El filósofo coreano Byung Chul Han en cuyo pensamiento se inspiran los pensamientos precedentes, algunos de los cuales fueron incluidos en este espacio la Semana Santa del año pasado, considera que la crisis actual que ha hecho del ser humano un animal que trabaja, será superada en el momento en el que el hombre vuelva a combinar el trabajo con la contemplación del bien, la verdad y la belleza, que descubre a Dios al modo de San Agustín, en el yo profundo para que de ahí emerja, impregnando la vida social.

Las anteriores reflexiones que fueron oportunas hace un año siguen siendo vigentes, porque la limitación de la movilidad continúa ya no como encierro absoluto salvo en el caso de Chile y otros países que han sufrido un rebrote que ha obligado a dar marcha atrás en los proceso de normalización puestos práctica en todas partes del mundo, con la diferencia de que la aplicación masiva de vacunas iniciada hace tres meses, nos permite avizorar la luz al final del túnel. Lo anterior sea dicho considerando además que la experiencia de vida en las condiciones impuestas por la pandemia, ha puesto a prueba nuestra capacidad de adaptación al medio con relativo éxito, salvo las víctimas de la mortalidad que cada uno de nosotros hemos tenido que lamentar, con independencia de su impacto estadístico.

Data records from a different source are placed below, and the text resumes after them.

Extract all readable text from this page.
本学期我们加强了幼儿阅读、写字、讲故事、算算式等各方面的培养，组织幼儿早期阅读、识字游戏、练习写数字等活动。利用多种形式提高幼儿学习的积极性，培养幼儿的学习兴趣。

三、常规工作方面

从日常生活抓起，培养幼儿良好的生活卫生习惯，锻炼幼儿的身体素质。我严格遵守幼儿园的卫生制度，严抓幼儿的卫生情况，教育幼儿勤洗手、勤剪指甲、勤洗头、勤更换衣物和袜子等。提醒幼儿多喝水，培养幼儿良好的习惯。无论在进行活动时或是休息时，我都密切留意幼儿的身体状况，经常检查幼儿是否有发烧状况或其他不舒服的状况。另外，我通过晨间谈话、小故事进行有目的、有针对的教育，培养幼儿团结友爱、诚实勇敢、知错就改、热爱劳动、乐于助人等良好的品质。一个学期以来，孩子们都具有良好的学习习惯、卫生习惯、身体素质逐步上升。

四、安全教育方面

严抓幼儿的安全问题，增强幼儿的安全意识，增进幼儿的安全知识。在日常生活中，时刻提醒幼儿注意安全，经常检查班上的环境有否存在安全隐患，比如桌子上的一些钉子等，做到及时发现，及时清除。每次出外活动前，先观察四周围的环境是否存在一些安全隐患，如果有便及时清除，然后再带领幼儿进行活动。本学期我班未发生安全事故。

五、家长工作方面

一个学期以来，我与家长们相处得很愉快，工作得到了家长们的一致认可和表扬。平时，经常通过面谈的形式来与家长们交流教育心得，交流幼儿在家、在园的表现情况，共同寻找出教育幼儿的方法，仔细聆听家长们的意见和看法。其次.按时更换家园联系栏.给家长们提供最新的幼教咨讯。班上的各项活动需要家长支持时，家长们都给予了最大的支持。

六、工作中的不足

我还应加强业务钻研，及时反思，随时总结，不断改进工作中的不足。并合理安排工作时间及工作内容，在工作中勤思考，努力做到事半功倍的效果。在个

La situación ya no es la misma que enfrentamos en la primavera del año pasado. Para los cristianos la esperanza del fin de la pandemia que avizoramos, constituye un destello de la Pascua en la que celebramos a Cristo Resucitado, que vuelve a la Gloria que le corresponde después de su pasión, muerte y encierro de su cuerpo amortajado transitorio en el sepulcro. De cara a esa Esperanza, ojalá que la experiencia del encierro pandémico haya sido y sea aprovechada para replantear nuestra relación con el ritmo del tiempo en la vida del hombre contemporáneo, y asumamos una normalidad distinta y mejor a la que existía al inicio de la pandemia.